Chicago, 1999. Video archivist James (
Glee's Harry Shum Jr), haunted by the disappearance of his wife Hanna, stumbles across a surreal, nightmarish, clip of a "broadcast signal intrusion" - a mysterious pirate hack of a televised signal.
Fascinated, he starts to dig deeper, learning that these signal hacks are extremely rare and the authorities have managed to track down those responsible for all except for the one that initially triggered James's interest.
He discovers that not only was this one of a pair of known intrusions, but there was possibly a third as well.
Mixed up with all this is the fact that a woman supposedly disappeared, probably kidnapped and maybe murdered, the night before each intrusion - and the last one was the night after his wife disappeared.
Instead of reporting her to the police, James teams up with Alice (Kelley Mack), a strange woman who follows him one night, for nebulous reasons.
Together they disappear down a rabbit hole of conspiracy theories, crossing paths with a selection of enigmatic and oddball characters, as James becomes increasingly paranoid on his dual quest to find out who created the "broadcast signal intrusion" and what happened to his wife.
Starting from a similar space as the far-superior
Archive 81,
Broadcast Signal Intrusion instead apes
True Detective (
poorly) using this elaborate, potential Creepypasta urban legend to obfuscate a very linear murder mystery.
I'll confess I was hoping for another
Archive 81, Deadwax, or
Cigarette Burns.
Being inspired by true events (
there were actual signal intrusions of a similar nature in the mid-to-late '80s), I had high hopes as to what fantastical journey the movie would take its conspiracy theory-driven protagonist on.

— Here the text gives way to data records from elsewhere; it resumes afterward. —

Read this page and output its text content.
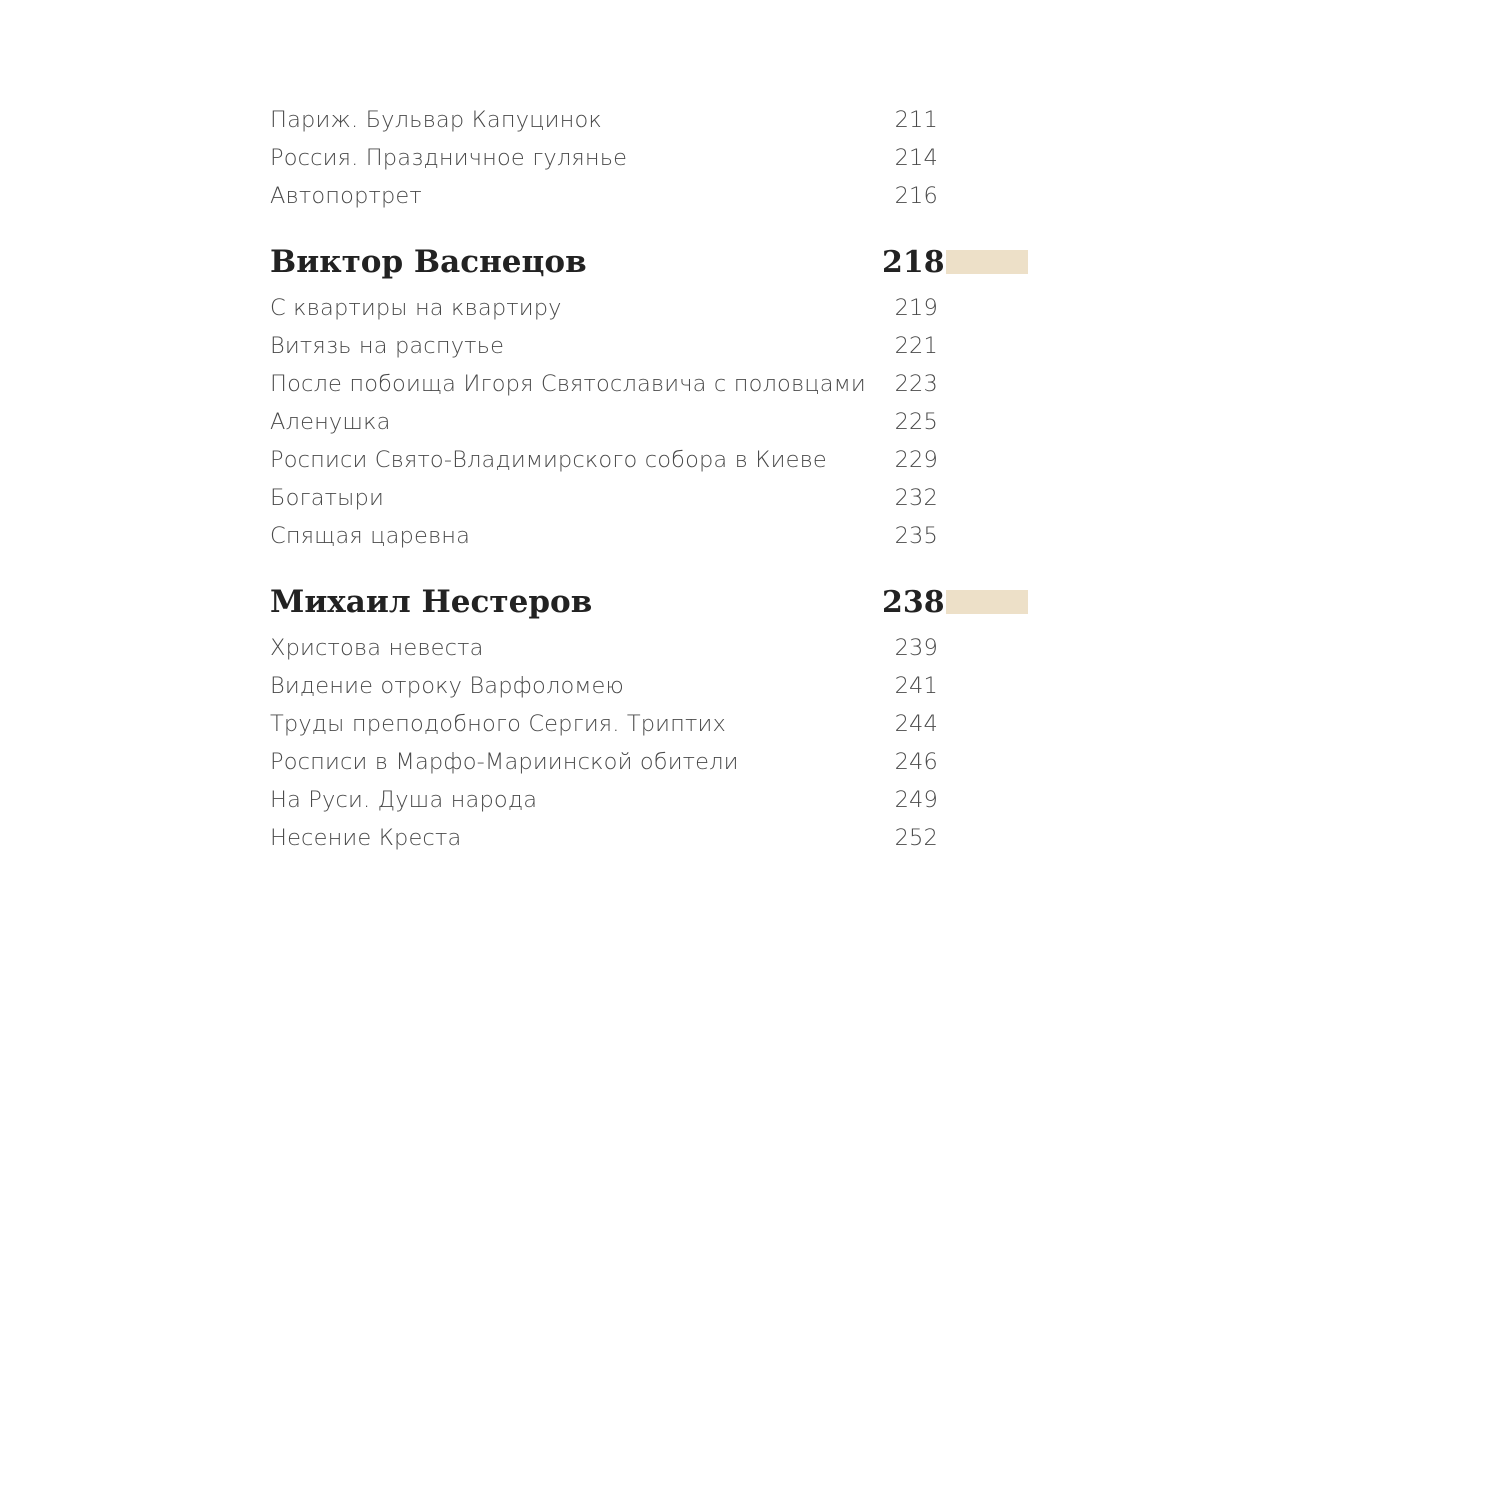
Париж. Бульвар Капуцинок	211
Россия. Праздничное гулянье	214
Автопортрет	216
Виктор Васнецов	218
С квартиры на квартиру	219
Витязь на распутье	221
После побоища Игоря Святославича с половцами	223
Аленушка	225
Росписи Свято-Владимирского собора в Киеве	229
Богатыри	232
Спящая царевна	235
Михаил Нестеров	238
Христова невеста	239
Видение отроку Варфоломею	241
Труды преподобного Сергия. Триптих	244
Росписи в Марфо-Мариинской обители	246
На Руси. Душа народа	249
Несение Креста	252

However, of all the potential stories that could have sprung from this set-up, a poor man's Batman adventure - where the villain leaves a trail of breadcrumbs that only the protagonist can follow (despite years of investigations by various branches of the government and law enforcement) - was a major let-down.
There are films where you can recognise their greatness early on, but there are others - usually mystery stories - where everything hangs on the final reveal, which can make or break the audience's investment in the piece.
Sadly, as became increasingly clear as the 104-minute movie dragged on, the climactic revelation of Broadcast Signal Intrusion, despite being dressed up in the trappings of James's dramatic dive into insanity, raised little more than a shrug and a underwhelmed "oh, was that it?" reaction.
For all the smoke-and-mirrors, James' unearthing of this great secret is mindbogglingly straight-forward, with the only real mysteries being the unexplained comings and goings of the small coterie of supporting characters.
Phil Drinkwater and Tim Woodall's script, directed by Jacob Gentry, was riddled with convenient coincidences, inconstancies, and plot holes that you were probably expected to hand wave away with a "that's the nature of the beast" get-out-of-jail-free card.
But filmmakers have to earn that sort of trust from their audience and Broadcast Signal Intrusion falls well short.